События же «колымского романса» произошли несколько раньше. Но, прежде чем вернуться к песне «На Колыме», завершим рассказ о судьбе лагерных «мамок». Всё-таки наша героиня забеременела в лагере и формально относилась именно к этой категории….

Беременный ГУЛАГ

После «калининской амнистии» руководство ГУЛАГа продолжило политику освобождения «мамок». Ситуация в 1946–1947 годах сложилась катастрофическая. Количество малышей, рождённых за колючей проволокой, в три раза превышало вместимость лагерных домов младенца, поэтому часть из них содержалась в малопригодных и даже в общих бараках вместе со взрослыми заключёнными. Поэтому 16 августа 1947 года выходит очередной указ Президиума Верховного Совета СССР (под грифом «Без публикации») — «Об освобождении от наказания осуждённых беременных женщин и женщин, имеющих при себе в местах заключения детей», согласно которому из лагерей и колоний освободилось 20 749 женщин. Указ не распространялся на лагерниц, осуждённых за хищение социалистической собственности. Впрочем, таких в ГУЛАГе было мало (указ «четыре-шесть» за два месяца не успел развернуться в полную силу). В лагерях вместе с заключёнными матерями находились 18 790 детей в возрасте до четырёх лет, а также 6820 беременных женщин. После указа в лагерях осталось менее 5 тысяч «мамок».

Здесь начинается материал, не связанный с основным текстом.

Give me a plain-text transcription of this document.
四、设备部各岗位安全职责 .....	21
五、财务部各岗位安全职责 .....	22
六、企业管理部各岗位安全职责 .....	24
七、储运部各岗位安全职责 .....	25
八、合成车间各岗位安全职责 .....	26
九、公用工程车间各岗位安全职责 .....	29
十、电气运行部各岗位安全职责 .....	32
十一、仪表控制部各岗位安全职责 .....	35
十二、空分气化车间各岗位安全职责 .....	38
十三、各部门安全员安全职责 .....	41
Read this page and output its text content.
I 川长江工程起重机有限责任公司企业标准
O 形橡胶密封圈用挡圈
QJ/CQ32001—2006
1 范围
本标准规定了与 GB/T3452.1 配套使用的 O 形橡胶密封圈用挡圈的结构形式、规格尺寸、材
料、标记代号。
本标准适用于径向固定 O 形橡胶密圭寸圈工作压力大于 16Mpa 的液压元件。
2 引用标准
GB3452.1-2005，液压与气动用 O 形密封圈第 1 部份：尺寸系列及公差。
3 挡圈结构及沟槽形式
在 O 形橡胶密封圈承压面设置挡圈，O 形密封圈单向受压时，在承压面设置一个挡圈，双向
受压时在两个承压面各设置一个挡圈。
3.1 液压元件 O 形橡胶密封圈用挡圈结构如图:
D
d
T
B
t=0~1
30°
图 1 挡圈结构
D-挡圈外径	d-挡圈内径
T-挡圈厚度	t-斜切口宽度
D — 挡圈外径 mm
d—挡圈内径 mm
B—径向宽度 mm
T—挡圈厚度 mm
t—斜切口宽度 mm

Одновременно усиливалась изоляция заключённых женщин от мужчин. Как пишет Солженицын, в Кенгире с этой целью возвели стену высотой пять метров и поверху пустили провод высокого напряжения. Однако перемены возымели обратный эффект:

«С отделением женщин резко ухудшилось их общее положение в производстве. Раньше многие женщины работали прачками, санитарками, поварихами, кубовщицами, каптёрщицами, счетоводами на смешанных лагпунктах, теперь все эти места они должны были освободить, в женских же лагпунктах таких мест было гораздо меньше. И женщин погнали на “общие”, погнали в цельно-женских бригадах, где им особенно тяжело. Вырваться с “общих” хотя бы на время стало спасением жизни. И женщины стали гоняться за беременностью, стали ловить её от любой мимолетной встречи, любого касания…

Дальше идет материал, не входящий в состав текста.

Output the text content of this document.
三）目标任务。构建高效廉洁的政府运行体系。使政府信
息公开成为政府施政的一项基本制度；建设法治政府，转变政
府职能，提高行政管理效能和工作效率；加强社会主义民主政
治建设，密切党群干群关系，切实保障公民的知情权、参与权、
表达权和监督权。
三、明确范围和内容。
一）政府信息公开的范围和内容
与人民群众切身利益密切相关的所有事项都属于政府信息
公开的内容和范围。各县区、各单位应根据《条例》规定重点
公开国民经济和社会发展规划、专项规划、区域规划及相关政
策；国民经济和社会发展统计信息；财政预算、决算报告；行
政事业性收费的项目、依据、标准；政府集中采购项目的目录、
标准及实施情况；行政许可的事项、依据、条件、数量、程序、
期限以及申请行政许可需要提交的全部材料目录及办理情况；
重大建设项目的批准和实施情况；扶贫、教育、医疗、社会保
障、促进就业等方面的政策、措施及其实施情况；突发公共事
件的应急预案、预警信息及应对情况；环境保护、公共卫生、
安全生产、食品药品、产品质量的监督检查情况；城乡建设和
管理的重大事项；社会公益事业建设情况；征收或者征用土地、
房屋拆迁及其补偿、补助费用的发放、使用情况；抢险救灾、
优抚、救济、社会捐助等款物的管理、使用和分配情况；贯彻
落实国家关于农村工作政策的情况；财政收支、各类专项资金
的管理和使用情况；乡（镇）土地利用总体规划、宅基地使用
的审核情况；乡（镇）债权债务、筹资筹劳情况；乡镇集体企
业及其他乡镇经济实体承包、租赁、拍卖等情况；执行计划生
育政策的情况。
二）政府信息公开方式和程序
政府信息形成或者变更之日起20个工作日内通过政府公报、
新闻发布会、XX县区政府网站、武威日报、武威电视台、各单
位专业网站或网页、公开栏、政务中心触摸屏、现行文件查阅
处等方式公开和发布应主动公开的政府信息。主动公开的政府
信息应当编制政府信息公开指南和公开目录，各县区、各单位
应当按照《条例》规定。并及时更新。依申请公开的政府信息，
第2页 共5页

“Как же девочку назовёшь?” — “Олимпиадой. Я на олимпиаде самодеятельности забеременела”. Ещё по инерции оставались эти формы культработы — олимпиады, приезды мужской культбригады на женский лагпункт, совместные слёты ударников. Ещё сохранились и общие больницы — тоже дом свиданий теперь».

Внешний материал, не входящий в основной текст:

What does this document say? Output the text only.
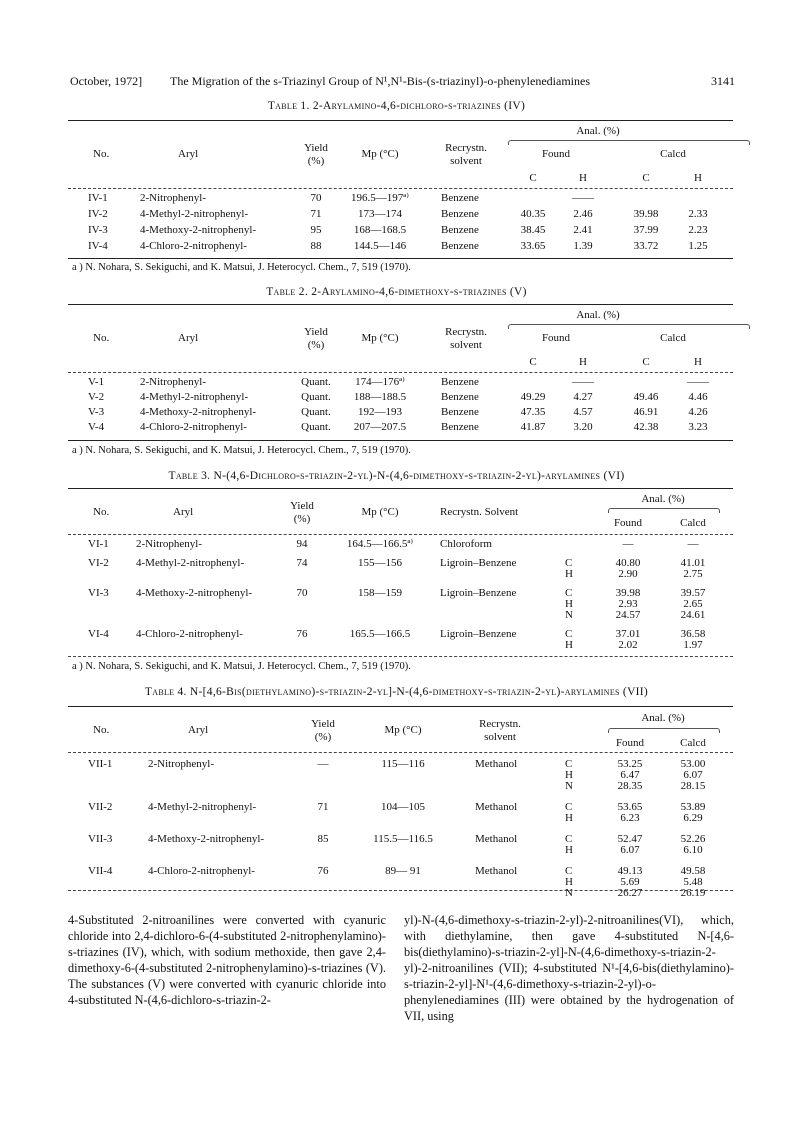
October, 1972] The Migration of the s-Triazinyl Group of N¹,N¹-Bis-(s-triazinyl)-o-phenylenediamines	3141
Table 1. 2-Arylamino-4,6-dichloro-s-triazines (IV)
Anal. (%)
No.	Aryl	Yield
(%)
Mp (°C)	Recrystn.
solvent
Found	Calcd
C	H	C	H
IV-1	2-Nitrophenyl-	70	196.5—197ª⁾	Benzene	——
IV-2	4-Methyl-2-nitrophenyl-	71	173—174	Benzene	40.35	2.46	39.98	2.33
IV-3	4-Methoxy-2-nitrophenyl-	95	168—168.5	Benzene	38.45	2.41	37.99	2.23
IV-4	4-Chloro-2-nitrophenyl-	88	144.5—146	Benzene	33.65	1.39	33.72	1.25
a ) N. Nohara, S. Sekiguchi, and K. Matsui, J. Heterocycl. Chem., 7, 519 (1970).
Table 2. 2-Arylamino-4,6-dimethoxy-s-triazines (V)
Anal. (%)
No.	Aryl	Yield
(%)
Mp (°C)	Recrystn.
solvent
Found	Calcd
C	H	C	H
V-1	2-Nitrophenyl-	Quant. 174—176ª⁾	Benzene	——	——
V-2	4-Methyl-2-nitrophenyl-	Quant. 188—188.5	Benzene	49.29	4.27	49.46	4.46
V-3	4-Methoxy-2-nitrophenyl-	Quant. 192—193	Benzene	47.35	4.57	46.91	4.26
V-4	4-Chloro-2-nitrophenyl-	Quant. 207—207.5	Benzene	41.87	3.20	42.38	3.23
a ) N. Nohara, S. Sekiguchi, and K. Matsui, J. Heterocycl. Chem., 7, 519 (1970).
Table 3. N-(4,6-Dichloro-s-triazin-2-yl)-N-(4,6-dimethoxy-s-triazin-2-yl)-arylamines (VI)
Anal. (%)
No.	Aryl	Yield
(%)
Mp (°C)	Recrystn. Solvent
Found	Calcd
VI-1 2-Nitrophenyl-	94	164.5—166.5ª⁾ Chloroform	—	—
VI-2 4-Methyl-2-nitrophenyl-	74	155—156	Ligroin–Benzene	C	40.80	41.01
H	2.90	2.75
VI-3 4-Methoxy-2-nitrophenyl-	70	158—159	Ligroin–Benzene	C	39.98	39.57
H	2.93	2.65
N	24.57	24.61
VI-4 4-Chloro-2-nitrophenyl-	76	165.5—166.5	Ligroin–Benzene	C	37.01	36.58
H	2.02	1.97
a ) N. Nohara, S. Sekiguchi, and K. Matsui, J. Heterocycl. Chem., 7, 519 (1970).
Table 4. N-[4,6-Bis(diethylamino)-s-triazin-2-yl]-N-(4,6-dimethoxy-s-triazin-2-yl)-arylamines (VII)
Anal. (%)
No.	Aryl	Yield
(%)
Mp (°C)	Recrystn.
solvent	Found	Calcd
VII-1	2-Nitrophenyl-	—	115—116	Methanol	C	53.25	53.00
H	6.47	6.07
N	28.35	28.15
VII-2	4-Methyl-2-nitrophenyl-	71	104—105	Methanol	C	53.65	53.89
H	6.23	6.29
VII-3	4-Methoxy-2-nitrophenyl-	85	115.5—116.5	Methanol	C	52.47	52.26
H	6.07	6.10
VII-4	4-Chloro-2-nitrophenyl-	76	89— 91	Methanol	C	49.13	49.58
H	5.69	5.48
N	26.27	26.19
4-Substituted 2-nitroanilines were converted with cyanuric chloride into 2,4-dichloro-6-(4-substituted 2-nitrophenylamino)-s-triazines (IV), which, with sodium methoxide, then gave 2,4-dimethoxy-6-(4-substituted 2-nitrophenylamino)-s-triazines (V). The substances (V) were converted with cyanuric chloride into 4-substituted N-(4,6-dichloro-s-triazin-2-
yl)-N-(4,6-dimethoxy-s-triazin-2-yl)-2-nitroanilines(VI), which, with diethylamine, then gave 4-substituted N-[4,6-bis(diethylamino)-s-triazin-2-yl]-N-(4,6-dimethoxy-s-triazin-2-yl)-2-nitroanilines (VII); 4-substituted N¹-[4,6-bis(diethylamino)-s-triazin-2-yl]-N¹-(4,6-dimethoxy-s-triazin-2-yl)-o-phenylenediamines (III) were obtained by the hydrogenation of VII, using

С 1 января 1948 года по 1 марта 1949 года число осуждённых женщин с детьми возросло на 138 %, беременных женщин — на 98 %. На 1 марта 1949 года в «стране Зэкландии» находилось 26 150 женщин с детьми и 9100 беременных женщин — 6,3 % от общей численности лагерниц. Правда, начальник ГУЛАГа Георгий Добрынин пояснял: «Наличие этих контингентов осуждённых женщин объясняется поступлением подавляющего большинства их в места заключения с детьми и в состоянии беременности. Случаи возникновения беременности в местах заключения незначительны».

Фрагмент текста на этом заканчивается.